Runs In The Family: Part Thirty-Four

This is the thirty-fourth part of a fiction serial, in 1150 words.

Life in Hampstead slowly became unbearable for Verity after Edward’s death. Immediately after the funeral, Jack took charge of the business interests as the sole heir, and arranged for the sale of all the farms and land in Essex. He used the fortune from those sales to reinvest heavily in railways, and although this proved to be a wise decision given the huge expansion of this fast-growing transport system, Verity was concerned that the Dakin family no longer owned any land, and every penny they had was tied up in speculative investments.

Jemima no longer stayed in her room, assuming the running of the house without so much as a word to her mother-in-law, and fully supported by Jack, who dismissed his mother’s worries and concerns angrily. He seemed to have no affection in his heart for either woman, wanting to be left alone to work at the hospital, and to continue his experiments in the laboratory he had built in the cellar. The staff were dismissed with scant notice, and Jack sold the coach and four horses, buying a smaller carriage pulled by one trotting horse. He also engaged a new coachman, a thuggish individual named Stubbins, who wore a foul-smelling oilskin coat in all weathers, and constantly picked at his fingernails with a pocket knife.

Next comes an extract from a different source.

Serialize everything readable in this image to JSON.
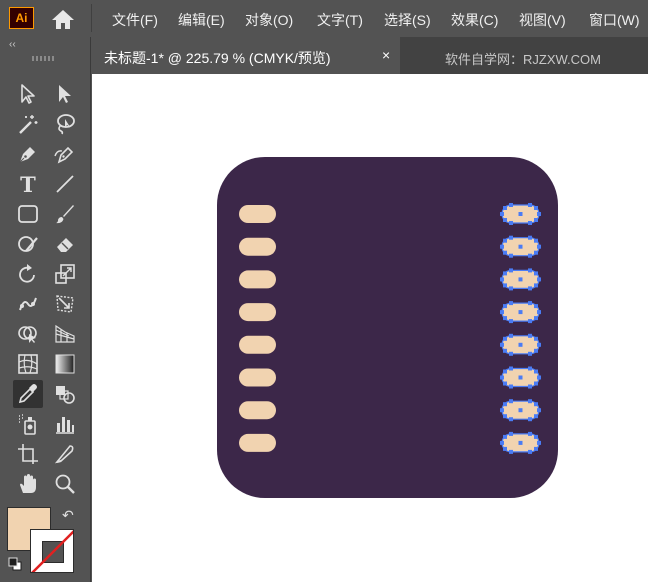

With no servants, Verity was forced to eat the tasteless food served up by Jemima, as they stared across the dining room table at each other in silence. When the younger woman did speak, her voice was harsh, and her vocabulary coarse. Jemima lacked culture and breeding, that was plain to see. The house also became filthy, leaving Verity to try her best to do some of the cleaning. But it was hard for a refined woman who had only ever known life with servants, and Jemima never helped with anything. After two years of this, and Jack ignoring her pleas to engage more servants, Verity made a decision.

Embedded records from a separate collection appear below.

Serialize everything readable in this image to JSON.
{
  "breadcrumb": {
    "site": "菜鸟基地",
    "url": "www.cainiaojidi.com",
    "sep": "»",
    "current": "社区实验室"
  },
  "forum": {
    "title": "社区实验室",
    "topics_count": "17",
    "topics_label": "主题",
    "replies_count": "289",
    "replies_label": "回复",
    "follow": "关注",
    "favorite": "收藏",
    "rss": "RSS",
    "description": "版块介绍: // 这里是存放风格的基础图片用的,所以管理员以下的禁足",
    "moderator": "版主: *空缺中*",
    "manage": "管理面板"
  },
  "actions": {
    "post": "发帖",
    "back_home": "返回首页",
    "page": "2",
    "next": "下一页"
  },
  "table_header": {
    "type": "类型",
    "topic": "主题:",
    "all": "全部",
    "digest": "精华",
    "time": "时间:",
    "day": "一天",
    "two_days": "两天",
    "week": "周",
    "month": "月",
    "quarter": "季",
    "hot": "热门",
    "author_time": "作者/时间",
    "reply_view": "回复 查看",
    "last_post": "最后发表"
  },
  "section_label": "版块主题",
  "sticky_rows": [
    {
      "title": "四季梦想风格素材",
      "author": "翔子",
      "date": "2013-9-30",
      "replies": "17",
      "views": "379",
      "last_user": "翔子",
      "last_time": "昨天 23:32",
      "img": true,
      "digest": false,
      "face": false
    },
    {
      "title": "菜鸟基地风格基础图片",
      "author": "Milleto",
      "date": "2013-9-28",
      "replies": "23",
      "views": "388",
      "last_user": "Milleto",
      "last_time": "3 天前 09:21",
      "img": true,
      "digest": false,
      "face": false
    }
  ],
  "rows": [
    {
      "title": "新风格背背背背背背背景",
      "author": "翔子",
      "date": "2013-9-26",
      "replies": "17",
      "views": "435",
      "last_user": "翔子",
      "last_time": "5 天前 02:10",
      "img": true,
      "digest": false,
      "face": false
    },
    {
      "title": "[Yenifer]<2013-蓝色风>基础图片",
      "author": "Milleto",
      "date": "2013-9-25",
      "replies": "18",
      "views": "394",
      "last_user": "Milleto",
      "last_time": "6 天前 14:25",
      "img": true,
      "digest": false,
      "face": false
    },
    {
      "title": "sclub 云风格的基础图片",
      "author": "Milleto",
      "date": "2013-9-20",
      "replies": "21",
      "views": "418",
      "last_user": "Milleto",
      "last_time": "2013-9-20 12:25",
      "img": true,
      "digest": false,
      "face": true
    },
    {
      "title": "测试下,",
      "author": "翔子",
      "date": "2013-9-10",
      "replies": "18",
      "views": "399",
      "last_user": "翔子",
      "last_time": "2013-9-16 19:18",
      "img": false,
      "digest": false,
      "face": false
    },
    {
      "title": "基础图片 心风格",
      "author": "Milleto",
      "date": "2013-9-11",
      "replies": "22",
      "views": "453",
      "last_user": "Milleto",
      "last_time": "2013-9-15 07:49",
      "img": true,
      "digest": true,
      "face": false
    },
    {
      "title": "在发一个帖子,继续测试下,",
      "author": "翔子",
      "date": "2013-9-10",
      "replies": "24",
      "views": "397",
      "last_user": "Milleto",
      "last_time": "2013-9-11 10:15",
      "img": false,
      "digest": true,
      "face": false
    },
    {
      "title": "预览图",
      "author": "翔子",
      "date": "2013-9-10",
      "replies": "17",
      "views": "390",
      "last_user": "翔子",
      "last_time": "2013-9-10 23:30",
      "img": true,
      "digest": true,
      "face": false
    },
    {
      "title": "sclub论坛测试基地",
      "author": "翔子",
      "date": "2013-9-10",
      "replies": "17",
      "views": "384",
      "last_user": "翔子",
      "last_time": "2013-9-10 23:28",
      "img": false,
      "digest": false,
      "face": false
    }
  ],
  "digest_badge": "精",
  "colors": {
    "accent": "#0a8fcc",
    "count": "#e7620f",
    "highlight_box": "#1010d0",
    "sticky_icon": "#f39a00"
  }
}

Calling them both into her room one night, she showed them the trunk containing the journals and family letters and papers. Stressing the importance of keeping the detailed family history going, she asked Jemima to continue to record events in the latest journal. Then she told them that she would be leaving the following Satrday, to live with her widowed aunt in Northamptonshire. A coach would be sent for her and her belongings, as she did not want Stubbins to take her. If she had hoped this news might shake the pair into apology and a promise of changing their habits, she was sadly wrong.

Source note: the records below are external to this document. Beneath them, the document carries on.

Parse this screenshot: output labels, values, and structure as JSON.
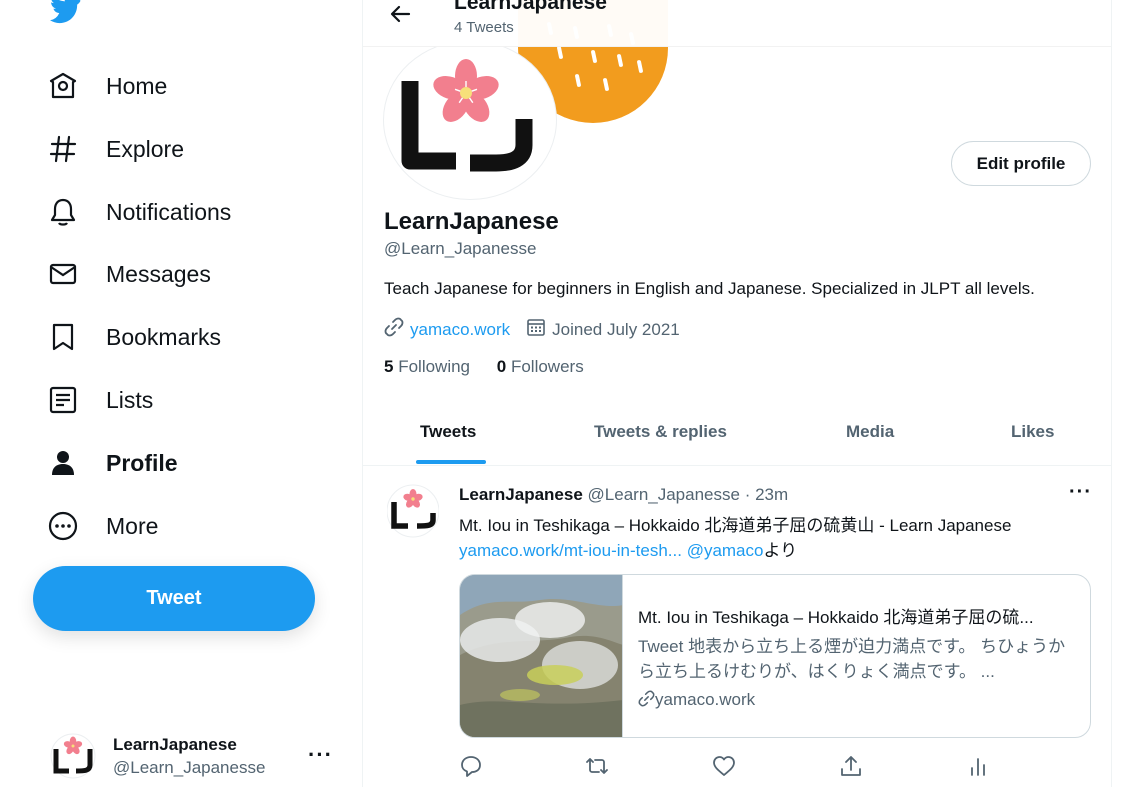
{
  "nav": {
    "items": [
      {
        "label": "Home",
        "icon": "home-icon"
      },
      {
        "label": "Explore",
        "icon": "hashtag-icon"
      },
      {
        "label": "Notifications",
        "icon": "bell-icon"
      },
      {
        "label": "Messages",
        "icon": "envelope-icon"
      },
      {
        "label": "Bookmarks",
        "icon": "bookmark-icon"
      },
      {
        "label": "Lists",
        "icon": "list-icon"
      },
      {
        "label": "Profile",
        "icon": "person-icon",
        "active": true
      },
      {
        "label": "More",
        "icon": "more-circle-icon"
      }
    ],
    "tweet_button": "Tweet"
  },
  "account": {
    "name": "LearnJapanese",
    "handle": "@Learn_Japanesse",
    "more": "···"
  },
  "header": {
    "title": "LearnJapanese",
    "subtitle": "4 Tweets"
  },
  "profile": {
    "edit_button": "Edit profile",
    "name": "LearnJapanese",
    "handle": "@Learn_Japanesse",
    "bio": "Teach Japanese for beginners in English and Japanese. Specialized in JLPT all levels.",
    "website": "yamaco.work",
    "joined": "Joined July 2021",
    "following_count": "5",
    "following_label": "Following",
    "followers_count": "0",
    "followers_label": "Followers",
    "avatar_text": "LJ"
  },
  "tabs": [
    {
      "label": "Tweets",
      "active": true
    },
    {
      "label": "Tweets & replies"
    },
    {
      "label": "Media"
    },
    {
      "label": "Likes"
    }
  ],
  "tweet": {
    "author": "LearnJapanese",
    "handle": "@Learn_Japanesse",
    "time": "· 23m",
    "more": "···",
    "text_line1": "Mt. Iou in Teshikaga – Hokkaido 北海道弟子屈の硫黄山 - Learn Japanese",
    "link": "yamaco.work/mt-iou-in-tesh...",
    "mention": "@yamaco",
    "suffix": "より",
    "card": {
      "title": "Mt. Iou in Teshikaga – Hokkaido 北海道弟子屈の硫...",
      "description": "Tweet 地表から立ち上る煙が迫力満点です。 ちひょうから立ち上るけむりが、はくりょく満点です。 ...",
      "domain": "yamaco.work"
    }
  },
  "colors": {
    "accent": "#1d9bf0",
    "banner": "#f29c1e",
    "sakura": "#f27f8e"
  }
}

When she left that day, Jack was occupied in the cellar, and Jemima did not appear from her room. Verity was sad to leave the house that had such good memories, but breathed a sigh of relief as the coach headed north across the heath. Three years later, on the death of her aunt, she married her second cousin, Algernon Farr. She didn’t bother to inform Jack.

Jack had never once mentioned how he had met Jemima. If questioned, he would say they had met by chance in the city, and struck up an acquaintance. He also never mentioned that they could not have children because his wife’s reproductive organs had been ruined by mistreatment and disease. And he definitely never revealed that he had met her in a filthy brothel above a pie shop in Spitalfields market, where he had gone to finally satisfy his lust, and had then changed his mind. Jemima had told him her story. Sold into prostitution at the age of just ten by a drunken mother, she had been sold and sold again by a succession of whores who had kept her a virtual prisoner in dank rooms to satisfy the darkest desires of wealthy men.

She had never forgotten the names of any of those women, but had been overwhelmed by the kindness of the man who had declined to have sex with her, placed her in a nice hotel in Bloomsbury away from the seedy streets of Whitechapel, then married her to secure her future. She didn’t love him, as she could never feel affection for a man, but she was devoted to him for his good deed. And she knew he didn’t love her. She was an experiment for him, to see if he could take a ragged whore, and make her into a respectable lady. Now with the departure of his mother, Jack arranged for tutors to attend Jemima, to teach her to read and write. He finally employed servants to clean the house, and see to the meals, and he made enough money available to his wife to dress well, and have all she needed.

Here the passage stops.